Laut Europol werden in einigen der instabilsten Regionen mit hohem Bevölkerungsanstieg „wirtschaftliche Entbehrungen, Konflikte und der Klimawandel“ als wichtige Push-Faktoren forciert weiterwirken. „Darüber hinaus werden die mittel- und langfristigen gesundheitlichen, wirtschaftlichen und politischen Folgen der globalen Covid-19-Krise die Migration nach Europa anheizen und wahrscheinlich die Nachfrage nach Vermittlungsdiensten“ steigern, so Europol. 

Als Erfolg verweist der Europol-Bericht auf die Festnahme von 23 Mitgliedern eines irakischen Migranten-Schmuggelnetzwerkes durch französische und niederländische Strafverfolgungsbehörden im Januar 2020. Es hatte rund 10.000 illegale afghanische, iranische, irakische und syrische Migranten aus den Regionen Le Mans und Poitiers via Lkw nach Großbritannien geschleust.
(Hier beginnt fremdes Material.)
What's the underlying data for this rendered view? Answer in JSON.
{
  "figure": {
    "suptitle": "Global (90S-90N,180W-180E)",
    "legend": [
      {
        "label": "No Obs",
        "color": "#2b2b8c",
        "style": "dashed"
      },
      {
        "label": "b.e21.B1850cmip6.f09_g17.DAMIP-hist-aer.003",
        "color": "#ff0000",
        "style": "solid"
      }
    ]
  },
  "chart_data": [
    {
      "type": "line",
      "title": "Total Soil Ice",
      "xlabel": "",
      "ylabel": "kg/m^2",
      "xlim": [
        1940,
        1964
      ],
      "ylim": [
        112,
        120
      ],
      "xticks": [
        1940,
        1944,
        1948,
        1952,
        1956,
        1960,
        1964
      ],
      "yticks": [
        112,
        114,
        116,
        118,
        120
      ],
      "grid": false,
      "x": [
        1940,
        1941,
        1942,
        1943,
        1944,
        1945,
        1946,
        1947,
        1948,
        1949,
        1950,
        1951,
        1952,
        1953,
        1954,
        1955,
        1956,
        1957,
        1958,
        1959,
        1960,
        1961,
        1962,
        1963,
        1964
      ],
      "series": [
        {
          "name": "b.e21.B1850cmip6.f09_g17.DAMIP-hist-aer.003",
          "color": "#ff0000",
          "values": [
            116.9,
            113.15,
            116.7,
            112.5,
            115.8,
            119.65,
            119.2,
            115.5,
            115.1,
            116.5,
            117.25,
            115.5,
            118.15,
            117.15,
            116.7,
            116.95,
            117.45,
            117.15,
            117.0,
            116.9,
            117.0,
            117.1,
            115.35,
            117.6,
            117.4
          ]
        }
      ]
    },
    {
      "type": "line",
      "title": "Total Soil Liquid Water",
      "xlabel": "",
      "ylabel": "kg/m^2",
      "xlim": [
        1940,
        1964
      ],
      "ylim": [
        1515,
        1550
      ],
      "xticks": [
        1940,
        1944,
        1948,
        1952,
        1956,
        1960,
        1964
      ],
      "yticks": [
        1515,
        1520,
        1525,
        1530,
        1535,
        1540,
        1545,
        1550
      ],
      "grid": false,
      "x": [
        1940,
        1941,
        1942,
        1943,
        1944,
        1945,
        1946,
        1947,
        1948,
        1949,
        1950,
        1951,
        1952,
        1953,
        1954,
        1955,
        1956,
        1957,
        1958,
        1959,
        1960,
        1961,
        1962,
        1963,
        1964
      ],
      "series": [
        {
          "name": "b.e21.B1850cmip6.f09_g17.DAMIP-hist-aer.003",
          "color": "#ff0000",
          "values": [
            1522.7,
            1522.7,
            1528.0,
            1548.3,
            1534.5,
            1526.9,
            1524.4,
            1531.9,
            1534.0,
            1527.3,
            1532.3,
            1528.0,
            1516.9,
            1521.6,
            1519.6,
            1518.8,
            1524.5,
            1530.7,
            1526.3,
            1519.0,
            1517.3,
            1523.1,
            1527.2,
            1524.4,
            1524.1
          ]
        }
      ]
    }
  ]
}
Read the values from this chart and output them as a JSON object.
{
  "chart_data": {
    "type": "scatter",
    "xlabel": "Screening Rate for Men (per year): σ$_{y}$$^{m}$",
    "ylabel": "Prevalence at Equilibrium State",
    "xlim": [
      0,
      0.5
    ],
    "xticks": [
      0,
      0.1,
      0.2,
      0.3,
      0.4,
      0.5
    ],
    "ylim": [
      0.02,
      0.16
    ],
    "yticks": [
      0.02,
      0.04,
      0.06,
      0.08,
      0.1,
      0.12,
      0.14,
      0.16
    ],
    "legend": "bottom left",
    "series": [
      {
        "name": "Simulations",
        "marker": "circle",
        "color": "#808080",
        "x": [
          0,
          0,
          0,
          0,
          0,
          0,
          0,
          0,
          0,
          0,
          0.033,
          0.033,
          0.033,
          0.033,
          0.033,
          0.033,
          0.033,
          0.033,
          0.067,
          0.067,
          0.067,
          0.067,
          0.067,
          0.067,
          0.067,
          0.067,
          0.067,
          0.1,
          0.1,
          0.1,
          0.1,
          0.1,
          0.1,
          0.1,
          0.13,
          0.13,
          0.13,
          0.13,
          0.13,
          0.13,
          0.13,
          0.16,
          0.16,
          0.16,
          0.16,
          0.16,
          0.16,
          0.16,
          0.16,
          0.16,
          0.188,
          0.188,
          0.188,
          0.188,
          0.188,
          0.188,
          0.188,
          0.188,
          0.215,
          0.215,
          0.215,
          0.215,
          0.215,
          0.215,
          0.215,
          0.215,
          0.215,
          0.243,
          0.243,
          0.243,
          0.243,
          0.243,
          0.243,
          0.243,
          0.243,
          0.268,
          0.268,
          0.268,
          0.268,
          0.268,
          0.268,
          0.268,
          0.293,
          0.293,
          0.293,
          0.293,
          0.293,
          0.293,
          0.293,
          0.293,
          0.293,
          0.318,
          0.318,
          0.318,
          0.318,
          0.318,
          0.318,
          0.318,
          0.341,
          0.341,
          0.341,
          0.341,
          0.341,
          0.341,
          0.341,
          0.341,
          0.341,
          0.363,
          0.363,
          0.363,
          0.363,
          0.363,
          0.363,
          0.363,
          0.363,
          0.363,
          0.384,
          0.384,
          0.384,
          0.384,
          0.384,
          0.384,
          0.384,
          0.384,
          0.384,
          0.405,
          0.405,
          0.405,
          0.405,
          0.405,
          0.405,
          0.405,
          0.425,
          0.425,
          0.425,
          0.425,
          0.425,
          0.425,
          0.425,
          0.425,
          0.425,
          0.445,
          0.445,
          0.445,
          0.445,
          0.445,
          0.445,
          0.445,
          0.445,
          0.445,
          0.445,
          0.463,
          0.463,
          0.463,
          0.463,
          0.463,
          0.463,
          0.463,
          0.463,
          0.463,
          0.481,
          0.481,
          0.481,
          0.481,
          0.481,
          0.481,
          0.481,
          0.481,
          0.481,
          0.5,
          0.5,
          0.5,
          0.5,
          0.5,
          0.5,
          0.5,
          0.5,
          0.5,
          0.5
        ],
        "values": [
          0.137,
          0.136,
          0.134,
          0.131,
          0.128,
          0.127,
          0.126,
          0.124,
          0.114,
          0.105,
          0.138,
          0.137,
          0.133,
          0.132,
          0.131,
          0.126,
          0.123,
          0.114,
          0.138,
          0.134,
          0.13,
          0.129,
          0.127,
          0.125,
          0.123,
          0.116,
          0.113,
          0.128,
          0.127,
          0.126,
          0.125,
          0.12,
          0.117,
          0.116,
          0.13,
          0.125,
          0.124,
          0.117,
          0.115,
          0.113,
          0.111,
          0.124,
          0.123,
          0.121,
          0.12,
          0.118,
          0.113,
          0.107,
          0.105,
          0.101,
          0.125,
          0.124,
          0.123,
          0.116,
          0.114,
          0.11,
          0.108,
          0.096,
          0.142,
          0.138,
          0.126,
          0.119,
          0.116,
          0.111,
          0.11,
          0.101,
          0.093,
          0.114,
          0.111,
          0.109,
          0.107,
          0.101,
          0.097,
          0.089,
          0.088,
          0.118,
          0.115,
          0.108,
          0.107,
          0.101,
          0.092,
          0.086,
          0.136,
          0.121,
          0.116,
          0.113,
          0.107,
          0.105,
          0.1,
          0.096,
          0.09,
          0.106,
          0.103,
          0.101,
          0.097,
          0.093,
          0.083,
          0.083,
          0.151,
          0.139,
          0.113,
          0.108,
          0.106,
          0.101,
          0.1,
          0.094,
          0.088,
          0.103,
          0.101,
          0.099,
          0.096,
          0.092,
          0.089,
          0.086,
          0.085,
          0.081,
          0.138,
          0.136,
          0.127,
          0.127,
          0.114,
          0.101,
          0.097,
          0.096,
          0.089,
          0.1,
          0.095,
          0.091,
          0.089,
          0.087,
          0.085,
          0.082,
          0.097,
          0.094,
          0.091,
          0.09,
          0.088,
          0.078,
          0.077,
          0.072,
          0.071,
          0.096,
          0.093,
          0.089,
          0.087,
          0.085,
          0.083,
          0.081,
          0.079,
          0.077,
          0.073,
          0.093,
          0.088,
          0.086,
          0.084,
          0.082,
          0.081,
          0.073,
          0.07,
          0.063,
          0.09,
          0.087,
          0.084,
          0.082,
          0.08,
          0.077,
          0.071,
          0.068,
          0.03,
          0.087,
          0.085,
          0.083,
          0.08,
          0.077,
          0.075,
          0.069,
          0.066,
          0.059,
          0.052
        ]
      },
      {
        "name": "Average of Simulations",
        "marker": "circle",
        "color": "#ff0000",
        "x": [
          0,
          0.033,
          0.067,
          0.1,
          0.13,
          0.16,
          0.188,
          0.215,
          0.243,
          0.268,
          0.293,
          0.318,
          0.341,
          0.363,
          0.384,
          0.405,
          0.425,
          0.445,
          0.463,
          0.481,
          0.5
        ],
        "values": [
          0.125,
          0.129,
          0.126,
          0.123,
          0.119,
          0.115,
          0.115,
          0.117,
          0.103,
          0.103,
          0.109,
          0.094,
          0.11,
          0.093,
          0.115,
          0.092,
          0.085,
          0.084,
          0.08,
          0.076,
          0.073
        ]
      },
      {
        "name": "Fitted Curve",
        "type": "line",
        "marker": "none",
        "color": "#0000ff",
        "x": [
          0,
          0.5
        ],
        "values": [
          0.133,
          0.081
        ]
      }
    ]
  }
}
Die Migranten zahlten bis zu 7.000 Euro für die Reise. Die Zahlungen wurden über ein verdecktes, von den Niederlanden aus betriebenes islamisches Hawala-Bankensystem abgewickelt. Die Gewinne dieses Schleusernetzwerks beliefen sich laut Europol auf rund 70 Millionen Euro.

Auf die Frage, ob die Strafverfolgungsbehörden den Kampf gegen die Kriminellen verlieren, betonte De Bolle gegenüber AFP: „Wir sind an der Belastungsgrenze angelangt.“ 

Wenige Tage nach der Europol-Präsentation erklärte die EU-Kommission, daß sie den Kampf gegen die organisierte Kriminalität forcieren werde. „Unsere Strategie umfaßt ein fünfjähriges Programm zur Stärkung der europäischen Strafverfolgung in der physischen und der digitalen Welt. Mit Hilfe der Maßnahmen können wir von anlaßbezogener zu dauerhafter polizeilicher Zusammenarbeit übergehen und Geldströme nachvollziehen, um Straftäter durch Finanzermittlungen zu stellen“, betonte Kommissarin Johansson. Ziel sei eine „bessere Zusammenarbeit in der Strafverfolgung und Justiz“. Bis 2023 soll vor allem das „Zusammenspiel der Informationssysteme für Sicherheit, Grenzmanagement und Migrationssteuerung“ verbessert werden. Schließlich schlägt die Kommission vor, ein Kooperationsabkommen mit Interpol auszuhandeln.